Certain limitations of our study should be acknowledged. The single-center retrospective study design limited the clinical practicality of the nomogram and qualitative assessment of pancreatic condition (EIMs or complication). Further multicenter prospective external validation is required to avoid selection bias, verify the generalizability of the nomogram, and clarify the causes of pancreatic manifestations in patients. However, it is worth noting that this study aims to explore the relationship between pancreatic manifestations and IFX efficacy and does not limit pancreatic manifestations to EIMs or complications or other factors. Of course, further clarification of the causes of pancreatic conditions is beneficial to conduct in-depth research and refine conclusions. In addition, owing to the finite sample size, our conclusions may not be sufficiently convincing and require further optimization and verification in larger cohorts. Meanwhile, a larger queue is conducive to further explore the correlation between pancreatic clinical features and IFX responsiveness. In view of this, a post hoc analysis of sample size is performed, which finds that although the current sample size does not fully meet the criteria proposed by Riley et al. (n = 289; events per predictor parameter [EPP]: 14.45) [54], the EPP of the current model reaches 12.512. Furthermore, instability plot based on bootstrap model (b = 500 times) demonstrates that the existing model is relatively stable (mean absolute percentage error: 0.0585) [55, 56]. Additionally, the definition of the outcome in this study is not sufficiently objective. It is well established that endoscopic healing is regarded as the gold standard in clinical practice [57]. However, most individuals do not routinely undergo endoscopy at 54 weeks of IFX treatment. Thus, studies evaluating treatment outcomes through endoscopy should be conducted in the future.

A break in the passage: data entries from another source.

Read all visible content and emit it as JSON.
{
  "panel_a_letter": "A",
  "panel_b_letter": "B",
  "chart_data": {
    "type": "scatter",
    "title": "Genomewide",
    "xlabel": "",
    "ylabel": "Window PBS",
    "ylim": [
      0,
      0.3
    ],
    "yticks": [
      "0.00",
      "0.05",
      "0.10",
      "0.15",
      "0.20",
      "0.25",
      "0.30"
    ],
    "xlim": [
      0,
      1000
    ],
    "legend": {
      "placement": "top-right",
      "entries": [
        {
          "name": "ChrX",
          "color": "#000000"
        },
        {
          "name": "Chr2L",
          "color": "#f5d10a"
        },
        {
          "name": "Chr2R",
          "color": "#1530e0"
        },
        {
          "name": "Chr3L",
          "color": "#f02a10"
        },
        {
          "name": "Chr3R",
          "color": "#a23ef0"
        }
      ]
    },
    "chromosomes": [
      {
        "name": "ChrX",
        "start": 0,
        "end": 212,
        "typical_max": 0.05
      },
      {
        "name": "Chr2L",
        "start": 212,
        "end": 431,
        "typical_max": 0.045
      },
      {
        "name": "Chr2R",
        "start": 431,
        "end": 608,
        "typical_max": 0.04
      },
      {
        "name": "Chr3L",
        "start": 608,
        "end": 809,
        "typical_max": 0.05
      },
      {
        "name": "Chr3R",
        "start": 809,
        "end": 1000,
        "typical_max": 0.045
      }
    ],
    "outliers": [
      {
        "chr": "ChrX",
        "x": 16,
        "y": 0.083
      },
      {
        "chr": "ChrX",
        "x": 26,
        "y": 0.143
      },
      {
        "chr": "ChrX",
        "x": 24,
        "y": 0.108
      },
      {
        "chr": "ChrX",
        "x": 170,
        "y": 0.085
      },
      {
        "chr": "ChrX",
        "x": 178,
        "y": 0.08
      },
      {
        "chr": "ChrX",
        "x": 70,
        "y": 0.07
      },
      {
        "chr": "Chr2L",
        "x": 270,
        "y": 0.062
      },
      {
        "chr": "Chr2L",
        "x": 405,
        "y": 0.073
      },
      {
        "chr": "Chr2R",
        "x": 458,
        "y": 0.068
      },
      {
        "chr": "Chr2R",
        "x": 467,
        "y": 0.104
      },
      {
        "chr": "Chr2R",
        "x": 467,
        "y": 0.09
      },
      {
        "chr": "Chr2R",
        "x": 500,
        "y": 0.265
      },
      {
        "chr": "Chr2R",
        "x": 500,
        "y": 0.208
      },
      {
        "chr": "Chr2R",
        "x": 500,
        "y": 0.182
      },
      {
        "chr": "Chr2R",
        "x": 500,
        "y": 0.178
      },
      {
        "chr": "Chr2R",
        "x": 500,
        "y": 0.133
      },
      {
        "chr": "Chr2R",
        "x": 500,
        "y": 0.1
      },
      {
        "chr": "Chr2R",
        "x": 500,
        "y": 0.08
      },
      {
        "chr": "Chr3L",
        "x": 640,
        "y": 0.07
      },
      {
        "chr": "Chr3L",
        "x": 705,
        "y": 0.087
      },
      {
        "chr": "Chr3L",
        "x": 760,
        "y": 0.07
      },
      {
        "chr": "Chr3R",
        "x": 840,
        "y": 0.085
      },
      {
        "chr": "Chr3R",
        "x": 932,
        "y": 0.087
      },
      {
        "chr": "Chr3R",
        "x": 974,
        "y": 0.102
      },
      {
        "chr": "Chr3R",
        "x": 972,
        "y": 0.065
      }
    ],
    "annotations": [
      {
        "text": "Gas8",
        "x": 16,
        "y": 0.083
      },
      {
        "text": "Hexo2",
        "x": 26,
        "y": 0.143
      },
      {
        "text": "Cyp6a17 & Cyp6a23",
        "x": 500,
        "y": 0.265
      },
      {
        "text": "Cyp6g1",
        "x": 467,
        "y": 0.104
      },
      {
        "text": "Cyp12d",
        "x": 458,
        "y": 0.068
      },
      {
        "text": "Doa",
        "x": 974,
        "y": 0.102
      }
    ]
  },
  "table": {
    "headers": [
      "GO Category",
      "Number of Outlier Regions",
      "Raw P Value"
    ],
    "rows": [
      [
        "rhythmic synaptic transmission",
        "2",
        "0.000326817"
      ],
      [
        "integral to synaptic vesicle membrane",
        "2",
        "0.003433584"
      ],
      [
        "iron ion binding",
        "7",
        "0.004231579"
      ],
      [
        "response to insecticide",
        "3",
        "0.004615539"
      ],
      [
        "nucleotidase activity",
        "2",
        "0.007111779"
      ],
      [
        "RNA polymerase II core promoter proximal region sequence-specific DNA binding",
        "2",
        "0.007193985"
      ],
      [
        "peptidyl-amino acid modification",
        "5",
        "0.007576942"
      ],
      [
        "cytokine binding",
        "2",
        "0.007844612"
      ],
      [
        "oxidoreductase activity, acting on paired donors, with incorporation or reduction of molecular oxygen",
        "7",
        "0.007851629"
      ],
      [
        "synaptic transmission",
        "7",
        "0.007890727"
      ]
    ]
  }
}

In conclusions, this study has provided evidence that the clinical variables and pancreatic radiomics features extracted from CTE images can be utilized as non-invasive markers for SLR risk prediction in individuals with CD. The nomogram demonstrated impressive predictive ability with great discriminatory power and obvious clinical benefits. Thus, it could aid in selecting the most appropriate biological scheme for individual patients. Finally, we also indicated that coexisting conditions in CD patients might play a role in predicting responsiveness to biologic agents and ought to be taken into consideration when customizing treatment.